The best way you can follow Dr. Koroshetz’s recommendation is to manage your risks. A healthy heart and a healthy brain are crucial to health in old age. There are many simple and effective lifestyle changes you can make that will reduce your chance of all types of stroke, heart disease and likely dementia later in life:
- Eat healthy and keep active. Following a healthy eating plan and keeping physically active on a regular basis will significantly lower your risk for heart disease, high blood pressure, type 2 diabetes and other chronic and debilitating health problems.
- Quit smoking. Smoking harms nearly every organ in the body, including the heart. Any amount of smoking, even light or occasional smoking, damages the heart and blood vessels.

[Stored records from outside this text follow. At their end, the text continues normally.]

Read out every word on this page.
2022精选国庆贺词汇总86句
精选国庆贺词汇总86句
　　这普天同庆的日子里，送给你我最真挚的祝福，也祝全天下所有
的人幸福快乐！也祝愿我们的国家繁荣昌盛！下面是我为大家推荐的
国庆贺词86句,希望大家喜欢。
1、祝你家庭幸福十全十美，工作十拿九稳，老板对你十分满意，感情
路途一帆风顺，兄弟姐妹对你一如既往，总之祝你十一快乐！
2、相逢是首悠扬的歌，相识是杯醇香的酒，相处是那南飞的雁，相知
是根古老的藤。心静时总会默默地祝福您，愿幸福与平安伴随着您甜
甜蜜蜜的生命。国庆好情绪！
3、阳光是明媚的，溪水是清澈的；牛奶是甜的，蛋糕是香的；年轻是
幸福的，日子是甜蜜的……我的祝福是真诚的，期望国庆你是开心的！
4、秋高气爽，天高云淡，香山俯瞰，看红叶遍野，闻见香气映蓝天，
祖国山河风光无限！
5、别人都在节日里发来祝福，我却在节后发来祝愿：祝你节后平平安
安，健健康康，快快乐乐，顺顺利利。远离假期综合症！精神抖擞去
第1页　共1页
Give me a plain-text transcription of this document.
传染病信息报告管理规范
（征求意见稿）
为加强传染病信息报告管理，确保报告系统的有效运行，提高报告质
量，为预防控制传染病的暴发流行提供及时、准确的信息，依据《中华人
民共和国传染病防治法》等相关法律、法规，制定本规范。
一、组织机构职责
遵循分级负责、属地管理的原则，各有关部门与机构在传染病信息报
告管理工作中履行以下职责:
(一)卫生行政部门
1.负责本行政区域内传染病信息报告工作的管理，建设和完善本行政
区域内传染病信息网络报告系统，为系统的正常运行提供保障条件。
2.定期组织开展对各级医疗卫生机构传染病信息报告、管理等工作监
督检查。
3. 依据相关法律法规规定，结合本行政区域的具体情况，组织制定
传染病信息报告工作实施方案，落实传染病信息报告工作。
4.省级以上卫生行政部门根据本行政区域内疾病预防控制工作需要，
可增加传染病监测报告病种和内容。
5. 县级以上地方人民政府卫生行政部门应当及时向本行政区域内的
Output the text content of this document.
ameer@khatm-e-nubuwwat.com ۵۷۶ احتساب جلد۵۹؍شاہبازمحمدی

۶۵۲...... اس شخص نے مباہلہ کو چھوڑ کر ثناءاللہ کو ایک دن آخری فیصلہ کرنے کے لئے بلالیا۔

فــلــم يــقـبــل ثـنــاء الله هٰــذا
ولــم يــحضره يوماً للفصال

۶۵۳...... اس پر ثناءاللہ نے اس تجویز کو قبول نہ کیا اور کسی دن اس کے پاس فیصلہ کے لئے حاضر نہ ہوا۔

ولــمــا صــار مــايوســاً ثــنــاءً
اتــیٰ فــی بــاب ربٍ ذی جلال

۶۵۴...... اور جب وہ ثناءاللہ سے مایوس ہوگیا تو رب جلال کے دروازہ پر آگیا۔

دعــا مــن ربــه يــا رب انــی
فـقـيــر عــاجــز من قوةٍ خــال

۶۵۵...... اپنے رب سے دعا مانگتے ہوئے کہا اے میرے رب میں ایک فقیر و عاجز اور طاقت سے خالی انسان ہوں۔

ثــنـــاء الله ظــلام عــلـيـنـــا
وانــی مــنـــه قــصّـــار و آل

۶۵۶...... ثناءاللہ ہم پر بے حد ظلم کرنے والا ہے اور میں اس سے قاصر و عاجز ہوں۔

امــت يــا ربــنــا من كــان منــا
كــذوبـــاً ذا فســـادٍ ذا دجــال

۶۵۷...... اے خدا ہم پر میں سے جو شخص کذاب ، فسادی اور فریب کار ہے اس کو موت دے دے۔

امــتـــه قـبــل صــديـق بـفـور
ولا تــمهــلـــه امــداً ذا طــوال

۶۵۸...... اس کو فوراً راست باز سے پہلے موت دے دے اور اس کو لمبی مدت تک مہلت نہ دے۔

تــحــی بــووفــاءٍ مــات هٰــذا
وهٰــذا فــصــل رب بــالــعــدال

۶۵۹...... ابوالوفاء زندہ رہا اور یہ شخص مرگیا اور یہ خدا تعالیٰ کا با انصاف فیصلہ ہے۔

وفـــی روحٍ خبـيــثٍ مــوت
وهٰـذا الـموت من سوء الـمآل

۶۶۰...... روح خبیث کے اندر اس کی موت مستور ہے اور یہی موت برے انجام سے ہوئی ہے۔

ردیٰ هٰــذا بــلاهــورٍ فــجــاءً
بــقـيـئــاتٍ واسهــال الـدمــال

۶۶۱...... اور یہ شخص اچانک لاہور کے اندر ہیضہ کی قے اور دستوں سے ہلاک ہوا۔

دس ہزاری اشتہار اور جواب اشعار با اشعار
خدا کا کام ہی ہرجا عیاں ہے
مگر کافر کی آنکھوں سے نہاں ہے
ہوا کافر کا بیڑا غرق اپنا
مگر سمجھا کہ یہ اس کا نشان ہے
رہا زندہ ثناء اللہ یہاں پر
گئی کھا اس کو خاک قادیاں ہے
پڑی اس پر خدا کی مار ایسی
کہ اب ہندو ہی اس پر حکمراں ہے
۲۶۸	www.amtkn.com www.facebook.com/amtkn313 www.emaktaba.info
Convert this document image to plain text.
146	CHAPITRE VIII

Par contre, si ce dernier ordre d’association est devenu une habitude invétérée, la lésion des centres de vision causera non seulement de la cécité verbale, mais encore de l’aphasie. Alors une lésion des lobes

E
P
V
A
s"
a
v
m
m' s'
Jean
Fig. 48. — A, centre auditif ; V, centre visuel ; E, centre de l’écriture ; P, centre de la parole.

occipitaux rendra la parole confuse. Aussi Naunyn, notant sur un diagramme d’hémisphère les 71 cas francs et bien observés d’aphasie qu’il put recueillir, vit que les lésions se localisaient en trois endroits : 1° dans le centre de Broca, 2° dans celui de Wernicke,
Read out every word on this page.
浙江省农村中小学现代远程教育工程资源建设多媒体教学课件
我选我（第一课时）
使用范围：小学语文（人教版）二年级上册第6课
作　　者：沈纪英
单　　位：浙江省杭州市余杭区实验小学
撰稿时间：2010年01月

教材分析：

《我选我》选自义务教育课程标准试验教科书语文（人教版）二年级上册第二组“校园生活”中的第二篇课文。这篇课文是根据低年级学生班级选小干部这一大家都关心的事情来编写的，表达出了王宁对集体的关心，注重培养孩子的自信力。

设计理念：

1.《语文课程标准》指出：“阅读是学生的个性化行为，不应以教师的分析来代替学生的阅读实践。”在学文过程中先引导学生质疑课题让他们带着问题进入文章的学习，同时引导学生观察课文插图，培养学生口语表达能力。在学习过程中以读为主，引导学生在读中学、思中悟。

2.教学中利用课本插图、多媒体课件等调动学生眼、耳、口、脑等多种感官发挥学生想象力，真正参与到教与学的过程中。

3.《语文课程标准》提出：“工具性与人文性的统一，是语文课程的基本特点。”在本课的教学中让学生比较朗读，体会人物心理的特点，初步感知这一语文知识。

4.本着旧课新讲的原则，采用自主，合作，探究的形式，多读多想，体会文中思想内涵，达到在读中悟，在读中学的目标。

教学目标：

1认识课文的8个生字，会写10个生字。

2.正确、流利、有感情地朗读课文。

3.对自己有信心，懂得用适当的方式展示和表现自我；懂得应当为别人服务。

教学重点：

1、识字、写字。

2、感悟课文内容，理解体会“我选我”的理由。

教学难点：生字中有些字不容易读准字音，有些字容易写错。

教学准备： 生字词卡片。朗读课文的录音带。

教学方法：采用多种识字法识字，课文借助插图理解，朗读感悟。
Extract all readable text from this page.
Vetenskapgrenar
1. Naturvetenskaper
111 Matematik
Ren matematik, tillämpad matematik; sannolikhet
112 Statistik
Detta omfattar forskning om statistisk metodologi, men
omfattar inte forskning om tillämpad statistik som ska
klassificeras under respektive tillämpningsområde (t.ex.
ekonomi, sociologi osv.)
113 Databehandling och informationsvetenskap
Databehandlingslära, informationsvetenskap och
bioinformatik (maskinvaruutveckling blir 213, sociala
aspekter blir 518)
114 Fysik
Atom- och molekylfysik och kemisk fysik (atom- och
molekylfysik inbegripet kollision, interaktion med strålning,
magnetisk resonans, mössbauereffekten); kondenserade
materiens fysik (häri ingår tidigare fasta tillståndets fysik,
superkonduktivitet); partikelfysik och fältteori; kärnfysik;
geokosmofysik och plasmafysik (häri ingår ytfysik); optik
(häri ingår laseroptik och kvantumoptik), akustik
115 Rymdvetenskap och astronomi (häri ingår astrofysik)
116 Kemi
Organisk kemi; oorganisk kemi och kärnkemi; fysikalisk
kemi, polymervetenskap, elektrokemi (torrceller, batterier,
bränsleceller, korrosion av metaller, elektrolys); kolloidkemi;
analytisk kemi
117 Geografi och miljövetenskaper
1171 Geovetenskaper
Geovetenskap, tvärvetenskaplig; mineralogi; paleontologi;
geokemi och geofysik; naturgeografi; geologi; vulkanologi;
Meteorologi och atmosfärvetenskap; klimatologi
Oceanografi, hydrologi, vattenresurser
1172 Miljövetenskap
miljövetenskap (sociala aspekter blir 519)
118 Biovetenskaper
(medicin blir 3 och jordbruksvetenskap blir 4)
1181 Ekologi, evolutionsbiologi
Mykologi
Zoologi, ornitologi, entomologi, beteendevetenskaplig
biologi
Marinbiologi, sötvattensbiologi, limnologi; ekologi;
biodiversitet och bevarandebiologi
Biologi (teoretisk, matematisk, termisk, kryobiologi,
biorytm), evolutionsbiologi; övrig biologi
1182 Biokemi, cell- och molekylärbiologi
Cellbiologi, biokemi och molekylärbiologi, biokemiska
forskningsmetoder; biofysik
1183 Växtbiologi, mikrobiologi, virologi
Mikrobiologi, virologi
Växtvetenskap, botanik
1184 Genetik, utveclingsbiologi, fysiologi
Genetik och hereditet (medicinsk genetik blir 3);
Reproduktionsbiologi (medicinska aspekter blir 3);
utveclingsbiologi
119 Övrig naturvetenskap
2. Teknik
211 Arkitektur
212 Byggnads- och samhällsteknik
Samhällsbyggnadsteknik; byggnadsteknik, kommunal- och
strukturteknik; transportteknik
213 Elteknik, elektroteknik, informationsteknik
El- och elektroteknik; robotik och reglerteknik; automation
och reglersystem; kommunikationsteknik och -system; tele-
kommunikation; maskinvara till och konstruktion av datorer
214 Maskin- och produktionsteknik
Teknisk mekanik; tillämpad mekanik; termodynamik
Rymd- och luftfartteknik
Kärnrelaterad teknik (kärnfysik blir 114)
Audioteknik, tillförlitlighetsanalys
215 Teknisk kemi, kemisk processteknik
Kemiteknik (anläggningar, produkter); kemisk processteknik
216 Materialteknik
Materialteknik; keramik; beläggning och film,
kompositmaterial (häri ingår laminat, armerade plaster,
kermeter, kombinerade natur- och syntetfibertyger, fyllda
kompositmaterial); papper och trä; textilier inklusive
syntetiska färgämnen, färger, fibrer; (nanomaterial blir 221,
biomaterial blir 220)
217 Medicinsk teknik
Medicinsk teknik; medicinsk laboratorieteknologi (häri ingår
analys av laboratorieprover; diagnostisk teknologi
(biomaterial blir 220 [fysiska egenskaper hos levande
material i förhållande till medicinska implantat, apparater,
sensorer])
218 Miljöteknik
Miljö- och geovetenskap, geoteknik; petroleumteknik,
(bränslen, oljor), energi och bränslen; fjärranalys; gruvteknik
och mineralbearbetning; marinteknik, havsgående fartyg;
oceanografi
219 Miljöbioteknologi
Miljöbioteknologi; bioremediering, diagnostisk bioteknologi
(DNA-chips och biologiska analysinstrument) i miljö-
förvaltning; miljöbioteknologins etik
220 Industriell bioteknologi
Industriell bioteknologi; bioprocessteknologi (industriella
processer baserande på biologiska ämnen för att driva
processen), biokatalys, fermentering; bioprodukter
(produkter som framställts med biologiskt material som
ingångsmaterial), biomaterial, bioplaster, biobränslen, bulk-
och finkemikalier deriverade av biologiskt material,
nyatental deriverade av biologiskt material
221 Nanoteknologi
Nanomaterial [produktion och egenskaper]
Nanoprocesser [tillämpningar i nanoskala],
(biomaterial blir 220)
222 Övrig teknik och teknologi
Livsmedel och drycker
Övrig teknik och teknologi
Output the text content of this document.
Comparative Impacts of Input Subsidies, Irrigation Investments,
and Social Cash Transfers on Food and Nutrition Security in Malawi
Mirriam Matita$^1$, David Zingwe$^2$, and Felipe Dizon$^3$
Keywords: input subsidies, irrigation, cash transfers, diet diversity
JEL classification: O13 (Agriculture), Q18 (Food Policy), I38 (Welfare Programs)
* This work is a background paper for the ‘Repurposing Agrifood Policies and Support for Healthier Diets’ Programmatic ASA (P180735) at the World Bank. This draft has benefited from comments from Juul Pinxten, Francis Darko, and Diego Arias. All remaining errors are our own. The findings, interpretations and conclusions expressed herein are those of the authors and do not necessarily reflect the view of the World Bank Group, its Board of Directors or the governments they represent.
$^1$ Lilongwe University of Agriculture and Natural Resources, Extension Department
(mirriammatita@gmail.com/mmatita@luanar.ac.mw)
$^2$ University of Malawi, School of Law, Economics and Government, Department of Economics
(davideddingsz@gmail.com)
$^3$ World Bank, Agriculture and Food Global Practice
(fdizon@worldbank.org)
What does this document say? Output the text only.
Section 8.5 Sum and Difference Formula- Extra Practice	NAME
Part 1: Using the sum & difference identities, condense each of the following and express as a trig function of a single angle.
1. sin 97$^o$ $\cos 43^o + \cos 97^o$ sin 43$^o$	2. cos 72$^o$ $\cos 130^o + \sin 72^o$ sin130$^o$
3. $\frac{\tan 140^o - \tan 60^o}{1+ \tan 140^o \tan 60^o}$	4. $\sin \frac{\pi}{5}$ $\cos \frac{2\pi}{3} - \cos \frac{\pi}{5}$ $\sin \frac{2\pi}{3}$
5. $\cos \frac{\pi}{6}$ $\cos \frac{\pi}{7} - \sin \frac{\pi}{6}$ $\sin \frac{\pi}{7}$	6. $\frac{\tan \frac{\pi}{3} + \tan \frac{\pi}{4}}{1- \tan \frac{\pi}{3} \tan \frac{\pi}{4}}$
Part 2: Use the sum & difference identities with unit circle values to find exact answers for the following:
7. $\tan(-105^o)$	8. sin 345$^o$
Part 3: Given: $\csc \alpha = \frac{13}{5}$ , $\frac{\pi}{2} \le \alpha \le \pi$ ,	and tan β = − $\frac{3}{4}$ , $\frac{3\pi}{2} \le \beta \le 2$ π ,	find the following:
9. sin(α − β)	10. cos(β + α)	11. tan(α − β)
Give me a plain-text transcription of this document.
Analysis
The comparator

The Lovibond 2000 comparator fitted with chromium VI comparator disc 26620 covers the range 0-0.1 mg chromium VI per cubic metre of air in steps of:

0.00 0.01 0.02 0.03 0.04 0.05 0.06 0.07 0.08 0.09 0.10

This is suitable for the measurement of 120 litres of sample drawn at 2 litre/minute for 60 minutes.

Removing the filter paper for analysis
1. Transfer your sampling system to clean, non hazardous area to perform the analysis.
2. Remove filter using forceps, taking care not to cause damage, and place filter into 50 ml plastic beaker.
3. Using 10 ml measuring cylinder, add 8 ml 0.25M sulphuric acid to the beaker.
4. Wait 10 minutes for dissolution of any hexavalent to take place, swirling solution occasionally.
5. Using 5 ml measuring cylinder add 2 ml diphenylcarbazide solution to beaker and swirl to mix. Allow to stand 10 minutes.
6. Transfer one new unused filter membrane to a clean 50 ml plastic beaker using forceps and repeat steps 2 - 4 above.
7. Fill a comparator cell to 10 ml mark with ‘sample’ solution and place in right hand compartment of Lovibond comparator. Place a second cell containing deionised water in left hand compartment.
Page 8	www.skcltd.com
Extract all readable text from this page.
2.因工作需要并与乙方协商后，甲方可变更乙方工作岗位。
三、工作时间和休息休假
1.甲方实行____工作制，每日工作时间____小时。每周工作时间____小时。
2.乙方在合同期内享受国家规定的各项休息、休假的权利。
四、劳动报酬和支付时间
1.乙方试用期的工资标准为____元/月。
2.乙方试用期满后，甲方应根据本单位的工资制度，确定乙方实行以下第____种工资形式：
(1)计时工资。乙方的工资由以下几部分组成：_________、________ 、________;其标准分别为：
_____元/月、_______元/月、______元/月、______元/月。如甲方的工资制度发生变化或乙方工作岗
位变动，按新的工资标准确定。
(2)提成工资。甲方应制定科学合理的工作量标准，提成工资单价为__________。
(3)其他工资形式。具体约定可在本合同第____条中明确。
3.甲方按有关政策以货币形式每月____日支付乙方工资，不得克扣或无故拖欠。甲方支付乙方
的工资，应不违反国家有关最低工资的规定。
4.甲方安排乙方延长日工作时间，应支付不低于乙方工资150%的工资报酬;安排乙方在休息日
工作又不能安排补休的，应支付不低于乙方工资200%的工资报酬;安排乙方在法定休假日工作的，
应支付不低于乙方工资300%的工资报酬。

- Lower high cholesterol. Reducing your cholesterol will lower your risk for developing a wide variety of serious health issues, including stroke and heart disease.
- Control high blood pressure. Know your blood pressure! If left unchecked, high blood pressure can damage the cells of your arteries’ inner lining and cause a hardening called arteriosclerosis, blocking blood flow to your heart, brain, and kidneys, as well as to your muscles.
- Manage your diabetes. Having diabetes or pre-diabetes puts you at increased risk for stroke and heart disease. You can lower your risk by keeping your blood glucose, blood pressure and blood cholesterol close to the recommended target numbers provided by your doctor.
- Avoid the use of illicit drugs and heavy consumption of alcohol. Generally, an increase in alcohol consumption leads to an increase in blood pressure. The use of illicit drugs, such as cocaine and methamphetamines, can cause stroke.
- Stick to the plan. This is the hard part, but keeping your heart and brain as healthy as you can will lead to better overall health as you age.
- Take your medications. Your doctor may recommend taking aspirin or other drugs daily to prevent stroke and heart attack, especially if you have hypertension.
- Start early! Preventing stroke and heart disease is more effective if started in midlife. Studies also find that controlling blood pressure may also reduce risk of dementia.